韩遂咬牙切齿的道:“我都让他弄得有些糊涂了,他亲自收拾我,要说也应该主力全出,这样倒是好应付,可现在他亲自上战场,却不见他们的主力,危险啊!”
“斥候还没有查探到吗?”
“暂时来说,还没有消息,但是方向,倒是有了!”
“那边?”
“应该是长安那边!”
“牧军会不会已经兵临长安了!”阎行的瞳孔微微变色,低沉的说道:“不是不可能的事情,他们的目的,本来就是的长安!”
“可牧景当真有这般的大胆,我们的兵力还在,就敢兵临长安,要知道,只要我们会师一击,就很容易可以击溃他们的!”韩遂想不明白:“如此冒险,他当真有这个胆子!”

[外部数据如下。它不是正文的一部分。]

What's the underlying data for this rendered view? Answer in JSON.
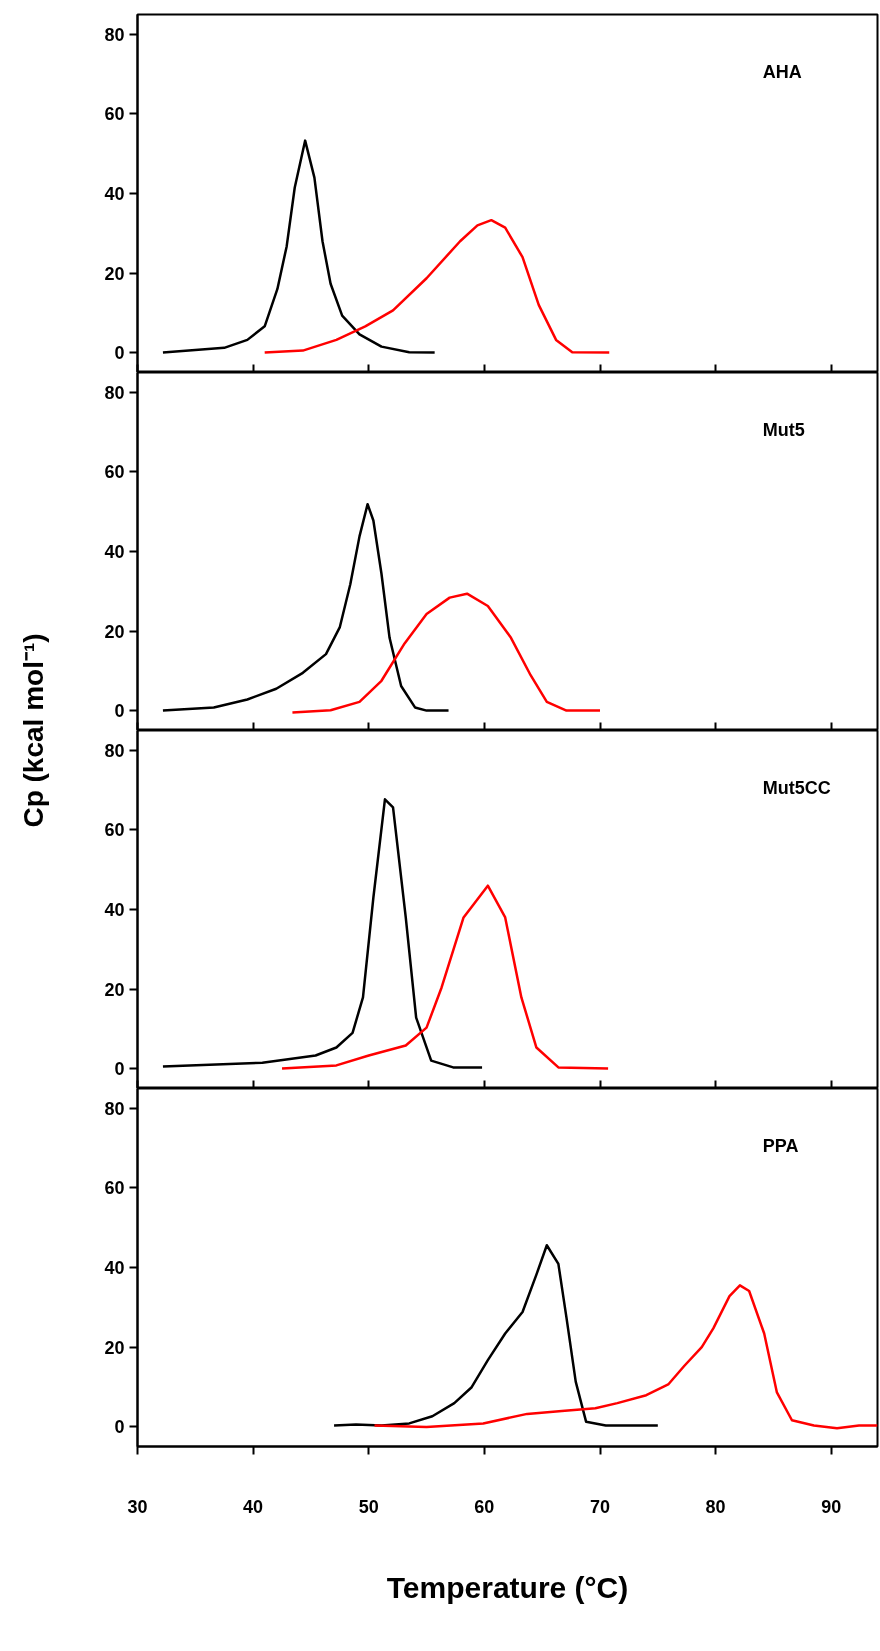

“其他人不敢说,明侯牧景……”阎行想想道:“当年谁敢想,他有魄力一把火,烧了雒阳城,反而让他逃出了关中呢!”
“也是,此人不可估量!”
韩遂点点头。
轰!!!!
突然,一声轰鸣声,震动了整个射日山。
“杀!”
“冲锋!”
“擂鼓,冲锋!”
牧军突如其来的杀上来,让整儿金城军营寨都的慌乱起来了,前营辕门,已经被攻破,整个辕门被直接斩掉,发出了巨大的一声轰隆声音,然后数不清的将士冲杀进来了。
“可恶!”
阎行冲出来,看着前方:“牧军这是不死心!”
“能挡住吗?“
韩遂也跟着冲出来了,问阎行。
“都是血战一日的兵马,我们疲惫,他们也疲惫,即使他们夜袭,也无法冲破射日山的,我还是有信心挡住他们,不过主公,你不能再次,你速速返回中营,等待消息,调兵遣将!”
阎行阴沉的说道。
他不怕牧军夜袭,射日山易守难攻,他不相信牧军能杀进来,现在双方有多少战斗力,一眼就可以看得明白,难不成牧军还是铁做的吗。
“好!”
韩遂点头,在亲兵的护送之下,从后山的道路,返回中军大营而去。
射日山的战场,再一次爆发的血腥般的战役。
“阎行,某家庞德,可敢一战?”庞德凭借夜袭,冲杀进来了,这是他第一次攻破射日山的金城军营盘,一杀进来,就他救怒喊起来了。
“庞德,你这个西凉叛徒,手下败将,某亲取你头颅,去给太师大人的献礼!”
阎行隔着战场,也喊起来了。
“昔日一战,某记忆深刻,今日,某当亲自洗去了昔日之辱!”庞德猖獗起来了,怒吼的声音,如狼嚎,如虎啸,声波激荡整个营盘。